27 thousand flashes per second put the European XFEL on another level
One of the most impressive numbers of the facility is its repetition rate. The European XFEL generates 27 thousand X-ray flashes per second, a capability that conventional sources do not reach and which, according to DESY, offers a decisive advantage for many types of experiments.
The intensity of these pulses also deviates from the standard. Official sources report that the brightness can be about a billion times greater than that of the best conventional synchrotron radiation sources, which greatly enhances the sensitivity of measurements and the quality of the images obtained.
Furthermore, the pulses are ultrashort, reaching tens of femtoseconds. This time scale is crucial because it allows recording of very fast phenomena, such as molecular rearrangements, electronic transitions, and initial stages of chemical reactions that normally escape direct observation.
What is the European XFEL used for in chemistry, biology, and materials science
The scientific applications of the European XFEL go far beyond basic physics. According to the center itself, the beams can be used to film ultrafast processes, observe changes in the configuration of biomolecules, record atomic details of viruses, decipher the molecular composition of cells, and produce three-dimensional images of the nanoworld.
The infrastructure is also used to investigate materials subjected to extreme conditions, including processes similar to those occurring inside planets and stars.
This transforms the facility into a strategic tool for areas such as chemistry, structural biology, condensed matter physics, advanced materials, energy, and medicine.
Instead of just showing the final form of a molecule or a material, the European XFEL allows us to follow what happens during the transformation.

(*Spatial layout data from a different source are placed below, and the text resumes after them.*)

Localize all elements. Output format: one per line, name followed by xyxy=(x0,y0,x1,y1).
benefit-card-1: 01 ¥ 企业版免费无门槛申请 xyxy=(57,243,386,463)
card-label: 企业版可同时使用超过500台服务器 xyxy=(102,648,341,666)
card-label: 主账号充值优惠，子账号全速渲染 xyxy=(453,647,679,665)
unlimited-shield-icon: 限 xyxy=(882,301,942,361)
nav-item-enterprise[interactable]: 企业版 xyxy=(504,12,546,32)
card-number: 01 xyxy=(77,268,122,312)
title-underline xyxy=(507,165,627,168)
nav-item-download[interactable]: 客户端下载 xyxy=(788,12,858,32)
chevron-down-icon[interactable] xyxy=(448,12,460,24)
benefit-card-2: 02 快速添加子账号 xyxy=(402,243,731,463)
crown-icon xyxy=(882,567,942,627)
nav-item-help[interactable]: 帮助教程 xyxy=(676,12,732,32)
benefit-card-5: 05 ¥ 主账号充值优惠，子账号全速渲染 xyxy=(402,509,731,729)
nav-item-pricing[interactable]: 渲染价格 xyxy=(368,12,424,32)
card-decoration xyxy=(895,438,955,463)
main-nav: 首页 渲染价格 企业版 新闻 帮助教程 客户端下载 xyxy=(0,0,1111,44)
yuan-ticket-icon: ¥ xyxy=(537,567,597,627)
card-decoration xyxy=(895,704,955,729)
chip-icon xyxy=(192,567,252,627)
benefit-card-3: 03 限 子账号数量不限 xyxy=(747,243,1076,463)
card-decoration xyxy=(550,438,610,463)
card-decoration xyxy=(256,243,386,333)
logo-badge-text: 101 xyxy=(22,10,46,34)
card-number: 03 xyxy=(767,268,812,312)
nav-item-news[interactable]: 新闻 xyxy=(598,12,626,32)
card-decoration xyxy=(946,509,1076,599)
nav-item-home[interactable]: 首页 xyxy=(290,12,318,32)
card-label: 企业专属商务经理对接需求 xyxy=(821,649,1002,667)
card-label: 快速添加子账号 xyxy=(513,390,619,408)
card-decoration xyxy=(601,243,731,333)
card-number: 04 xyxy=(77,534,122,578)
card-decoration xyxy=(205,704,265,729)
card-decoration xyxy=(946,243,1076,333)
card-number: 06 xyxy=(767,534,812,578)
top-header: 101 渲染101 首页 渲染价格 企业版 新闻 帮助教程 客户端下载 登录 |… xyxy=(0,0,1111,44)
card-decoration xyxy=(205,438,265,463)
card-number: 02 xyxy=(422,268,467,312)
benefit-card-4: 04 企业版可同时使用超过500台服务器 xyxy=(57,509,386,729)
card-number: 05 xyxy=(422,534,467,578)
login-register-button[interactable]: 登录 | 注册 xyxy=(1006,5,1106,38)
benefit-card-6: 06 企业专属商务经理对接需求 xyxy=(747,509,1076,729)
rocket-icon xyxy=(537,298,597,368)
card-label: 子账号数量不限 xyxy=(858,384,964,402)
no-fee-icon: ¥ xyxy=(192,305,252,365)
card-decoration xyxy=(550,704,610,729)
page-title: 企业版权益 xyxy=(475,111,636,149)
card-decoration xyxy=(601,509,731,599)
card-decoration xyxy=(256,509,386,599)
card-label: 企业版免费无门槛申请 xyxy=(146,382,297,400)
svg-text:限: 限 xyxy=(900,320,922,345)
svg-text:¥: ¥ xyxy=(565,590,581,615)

That is why the idea of “filming the movement of atoms” has ceased to be an exaggerated metaphor and has become a real objective of several experiments conducted there.
Why the European XFEL is already one of the most important scientific machines of this century
The European XFEL was designed to serve research teams from various fields simultaneously. The facility brings together multiple experimental stations, specialized laboratories, and infrastructure aimed at studies that require extremely high precision, acquisition speed, and large data volumes.
Its impact is not only on the scale of engineering but in the change of scientific capability. The machine has opened access to research areas that were previously considered too difficult or simply inaccessible, especially when the challenge was to observe phenomena that were too fast or too small for traditional instruments.
Therefore, the European XFEL represents more than a technological record. It shows how the next frontier of science involves making visible what has remained hidden in the heart of matter for decades.